A economia está a crescer acima de 2% em 2018, mas menos que em qualquer dos trimestres de 2017.  A boa notícia é que os portugueses até consumiram um pouco mais entre abril e junho. Já o investimento ficou mais tímido, mas porque se parte da comparação com o segundo trimestre de 2017, cujo o crescimento, em algumas vertentes, como a do transporte, foi siginficativo.

O Produto Interno Bruto (PIB), em termos homólogos, aumentou 2,3% em volume no segundo trimestre de 2018 (2,1% no trimestre anterior).

A procura interna registou um contributo mais positivo, em resultado da aceleração do consumo privado, enquanto o Investimento apresentou um crescimento menos acentuado, determinado em larga medida pela diminuição da Formação Bruta de Capital Fixo em Material Transporte, refletindo o efeito base da forte aceleração verificada no segundo trimestre de 2017", diz o Instituto Nacional de Estatística  (INE).

De fato e se olharmos para os dados do INE de junho de 2017, a síntese de conjuntura refere que "o indicador referente ao investimento em material de transporte acelerou em abril e maio, após a desaceleração verificada em março. É de salientar que esta evolução beneficiou do forte crescimento, nos meses de abril e maio, das importações de outro material de transporte, devido fundamentalmente à importação de aeronaves, e do expressivo aumento homólogo das vendas de veículos ligeiros de passageiros para empresas de rent-a-car."

Voltando à estimativa rápida do PIB para o segundo trimestre de 2018, divulgada esta terça-feira "A procura externa líquida apresentou um contributo negativo idêntico ao observado no trimestre anterior", acrescenta o INE

Comparativamente com o primeiro trimestre de 2018, o PIB aumentou 0,5% em termos reais (0,4% no trimestre anterior).

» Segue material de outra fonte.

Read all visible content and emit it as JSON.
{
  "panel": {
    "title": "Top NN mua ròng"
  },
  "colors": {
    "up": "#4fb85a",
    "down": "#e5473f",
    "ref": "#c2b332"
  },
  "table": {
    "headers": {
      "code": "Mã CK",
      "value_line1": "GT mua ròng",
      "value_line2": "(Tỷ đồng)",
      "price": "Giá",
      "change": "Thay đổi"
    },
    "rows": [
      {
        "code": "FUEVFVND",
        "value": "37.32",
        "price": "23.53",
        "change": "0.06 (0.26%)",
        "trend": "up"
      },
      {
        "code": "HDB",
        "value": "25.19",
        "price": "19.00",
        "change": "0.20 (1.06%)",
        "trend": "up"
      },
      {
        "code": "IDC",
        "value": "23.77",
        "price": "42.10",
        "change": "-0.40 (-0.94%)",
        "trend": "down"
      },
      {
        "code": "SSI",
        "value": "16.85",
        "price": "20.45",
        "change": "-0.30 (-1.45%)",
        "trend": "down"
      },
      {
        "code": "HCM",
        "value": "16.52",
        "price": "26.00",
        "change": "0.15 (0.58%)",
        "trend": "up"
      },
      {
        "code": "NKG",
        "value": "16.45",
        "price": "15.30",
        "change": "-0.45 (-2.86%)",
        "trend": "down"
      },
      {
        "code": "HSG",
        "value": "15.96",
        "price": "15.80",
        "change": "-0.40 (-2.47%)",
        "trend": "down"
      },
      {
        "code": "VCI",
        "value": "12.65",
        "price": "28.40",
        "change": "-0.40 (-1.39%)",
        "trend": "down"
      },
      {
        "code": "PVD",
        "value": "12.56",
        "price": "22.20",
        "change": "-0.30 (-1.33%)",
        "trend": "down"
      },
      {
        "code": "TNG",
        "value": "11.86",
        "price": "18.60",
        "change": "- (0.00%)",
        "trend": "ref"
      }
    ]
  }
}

O contributo da procura externa líquida para a variação em cadeia do PIB foi ligeiramente menos negativo, refletindo a aceleração das Exportações de Bens e Serviços superior à das Importações de Bens e Serviços. Por sua vez, o contributo positivo da procura interna manteve-se inalterado no segundo trimestre.

A previsão do Governo aponta para que a economia cresça 2,3% para o conjunto de 2018.

Gabinete de Centeno justifica com "gestão orçamental responsável, a melhor garantia de resiliência"

Para o Governo o crescimento económico português no segundo trimestre do ano "ocorre num contexto de equilíbrio das contas externas e de gestão orçamental responsável", que são o "melhor garante" de resiliência face a eventuais problemas, defendeu o Ministério das Finanças.

Num comunicado salientou que, com estes dados, "se prossegue a tendência de convergência" com a União Europeia.

O padrão de crescimento face ao período homólogo continuou marcado por uma forte dinâmica de criação de emprego (aumento de 2,4%, com 114 mil novos empregos) e de redução do desemprego (redução de 2,1 pontos percentuais, menos 110 mil desempregados). Realça-se também os contributos importantes do investimento e das exportações (10,5%)", destacou o ministério tutelado por Mário Centeno.

Para o Ministério das Finanças, "este crescimento ocorre num contexto de equilíbrio das contas externas e de gestão orçamental responsável. Esta mudança estrutural, apoiada por condições de financiamento mais estáveis, é o melhor garante de resiliência face a eventuais flutuações externas bem como da provisão sustentável de serviços públicos, não apenas no presente, mas também no futuro".